A new study published in the Journal of Ethics in Mental Health contradicts claims made by euthanasia advocates that suicide rates either remain constant or decrease after euthanasia and assisted suicide are legalised. A 2017 article published by two euthanasia proponents, Matthew Lowe and Jocelyn Downie claimed that after euthanasia and assisted suicide was introduced in Europe, “non-assisted suicide rates … remained constant or decreased”.
The author of the study “Euthanasia, Assisted Suicide and Suicide Rates in Europe”, Professor David Albert Jones, Director of Anscombe Bioethics Centre, provides a detailed analysis of suicide rates in countries in Europe that have legalised euthanasia and assisted suicide, and compares them with rates in neighbouring countries. He concludes that the claims made by Lowe and Jones “are not borne out by the evidence”.
The study draws on publicly available OECD data, which publishes suicide rates per 100,000 people for different countries, as well as official reported figures for euthanasia and assisted suicide in Luxembourg, the Netherlands and Belgium. Data provided by Dignitas, the assisted suicide provider in Switzerland, is used for that country, because they collate figures not only of deaths in their own clinics but of all assisted suicides by Swiss citizens.
Dr Jones compares Switzerland with Austria (its most similar non-EAS (“euthanasia or assisted suicide”) neighbour), and Luxembourg, the Netherlands and Belgium with France and Germany (their non-EAS neighbours).
The study shows that “when European data are placed in the context of neighbouring non EAS countries, relevant dates, deaths by EAS and separate data for men and women, then the prima facie data are not reassuring. There is no reduction in non-assisted suicide relative to the most similar non-EAS neighbour, and in some cases, there is a relative and/or an absolute increase in non-assisted suicide.”[Emphasis added]
For example, the study finds that the Netherlands, “which is the country with the longest continuous history of euthanasia in Europe, has seen the highest increases in non-assisted suicide in Western Europe between 2001 and 2016”. Their non-assisted suicide rates (i.e. regular suicides) rose between 2001 and 2016 from 9.1 to 10.5, while in Germany (it’s only non-EAS neighbour), it fell from 12.8 to 10.2. Furthermore, this has happened at the same time as there have been dramatic rises in rates of intentional self-initiated death (up from 21.9 to 46.3 per 100,000.

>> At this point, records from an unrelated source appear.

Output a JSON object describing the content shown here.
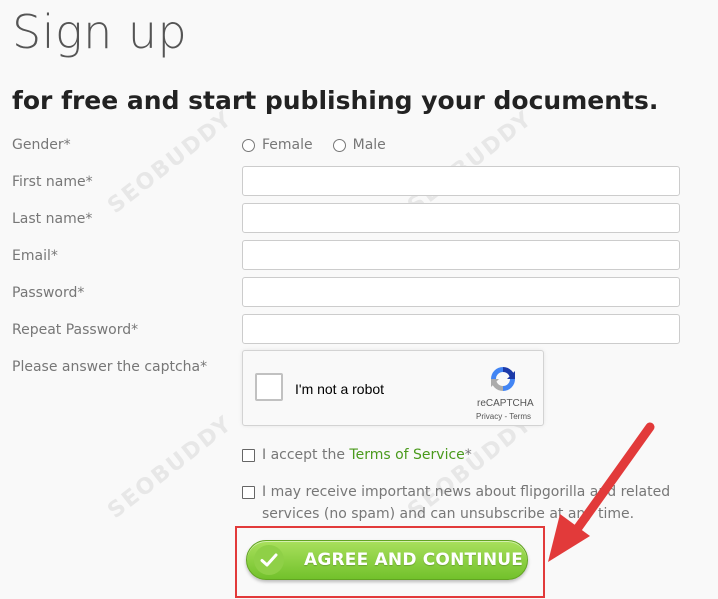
{
  "page": {
    "title": "Sign up",
    "subtitle": "for free and start publishing your documents."
  },
  "form": {
    "gender_label": "Gender*",
    "gender_options": [
      "Female",
      "Male"
    ],
    "first_name_label": "First name*",
    "last_name_label": "Last name*",
    "email_label": "Email*",
    "password_label": "Password*",
    "repeat_password_label": "Repeat Password*",
    "captcha_label": "Please answer the captcha*",
    "first_name_value": "",
    "last_name_value": "",
    "email_value": "",
    "password_value": "",
    "repeat_password_value": ""
  },
  "captcha": {
    "checkbox_text": "I'm not a robot",
    "brand": "reCAPTCHA",
    "privacy": "Privacy",
    "separator": " - ",
    "terms": "Terms"
  },
  "terms_check": {
    "prefix": "I accept the ",
    "link": "Terms of Service",
    "suffix": "*"
  },
  "news_check": {
    "line1": "I may receive important news about flipgorilla and related",
    "line2": "services (no spam) and can unsubscribe at any time."
  },
  "cta": {
    "label": "AGREE AND CONTINUE"
  },
  "watermark": "SEOBUDDY",
  "colors": {
    "accent_green": "#72c12b",
    "link_green": "#4a9a1c",
    "annotation_red": "#e23a3a"
  }
}
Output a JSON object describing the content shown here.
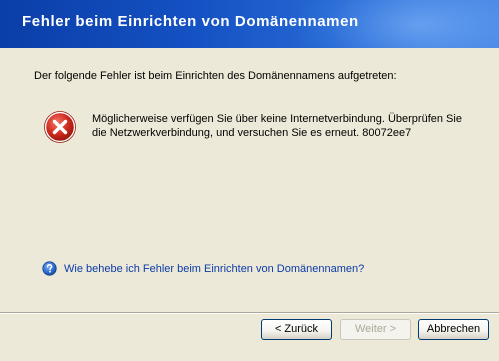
{
  "header": {
    "title": "Fehler beim Einrichten von Domänennamen"
  },
  "content": {
    "intro": "Der folgende Fehler ist beim Einrichten des Domänennamens aufgetreten:",
    "error_icon": "error-x-icon",
    "error_message": "Möglicherweise verfügen Sie über keine Internetverbindung. Überprüfen Sie die Netzwerkverbindung, und versuchen Sie es erneut. 80072ee7",
    "help_icon": "help-question-icon",
    "help_link": "Wie behebe ich Fehler beim Einrichten von Domänennamen?"
  },
  "buttons": {
    "back": "< Zurück",
    "next": "Weiter >",
    "cancel": "Abbrechen"
  },
  "colors": {
    "header_start": "#0a3ea8",
    "header_end": "#4a8ae6",
    "dialog_bg": "#ece9d8",
    "link": "#0b3ba8",
    "error_red": "#d12b1f"
  }
}
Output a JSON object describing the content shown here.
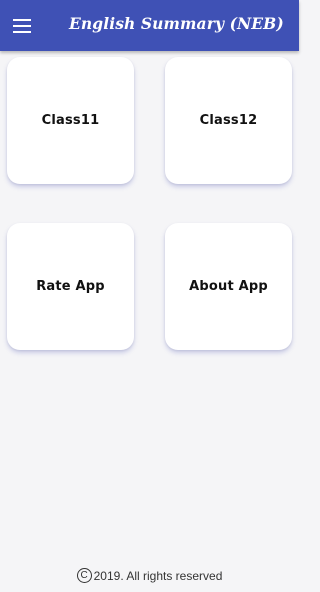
{
  "appbar": {
    "title": "English Summary (NEB)",
    "menu_icon": "hamburger-menu-icon",
    "background": "#3f51b5"
  },
  "cards": [
    {
      "label": "Class11"
    },
    {
      "label": "Class12"
    },
    {
      "label": "Rate App"
    },
    {
      "label": "About App"
    }
  ],
  "footer": {
    "icon": "copyright-icon",
    "icon_glyph": "C",
    "text": "2019. All rights reserved"
  }
}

Dr Jones provides a similar analysis for Luxembourg, Belgium and Switzerland.
Dr Jones summarises his findings as follows:
“...in Europe, after introducing euthanasia or assisted suicide the total number of people taking their own life or having it ended on request rose significantly when compared with neighbouring countries. At the same time there was no evidence of any reduction in unregulated non-assisted suicide [normal suicides] when compared to neighbouring countries. In some cases non-assisted suicide also increased.” [Emphasis added]
Of particular concern is the finding that “it is women who have most been placed at risk of avoidable premature death”.
As Alex Schadenberg of the Euthanasia Prevention Coalition asserts:
“Jones’ research is significant as the assisted death lobby has continually argued that legalising assisted death prevents other suicides. This argument was accepted by the Supreme Court of Canada in its Carter decision which led to the legalisation of euthanasia and assisted suicide in Canada, now referred to as MAiD.
“In other words, the Carter decision in Canada found that prohibiting assisted death directly affected the right to life because some people will die earlier by suicide, if assisted death is not an option.”
Professor Jones has pushed back against arguments that people are being forced into abhorrent and violent suicides because euthanasia and assisted suicide are not legal:
“It is… very wrong to say that people are ‘forced to’ take their own lives when voluntary assisted dying is not available. Suicide is not forced on people by circumstances and suicide should never be presented as a reasonable solution to the challenges of life. Suicide can be prevented where people are given the right support.”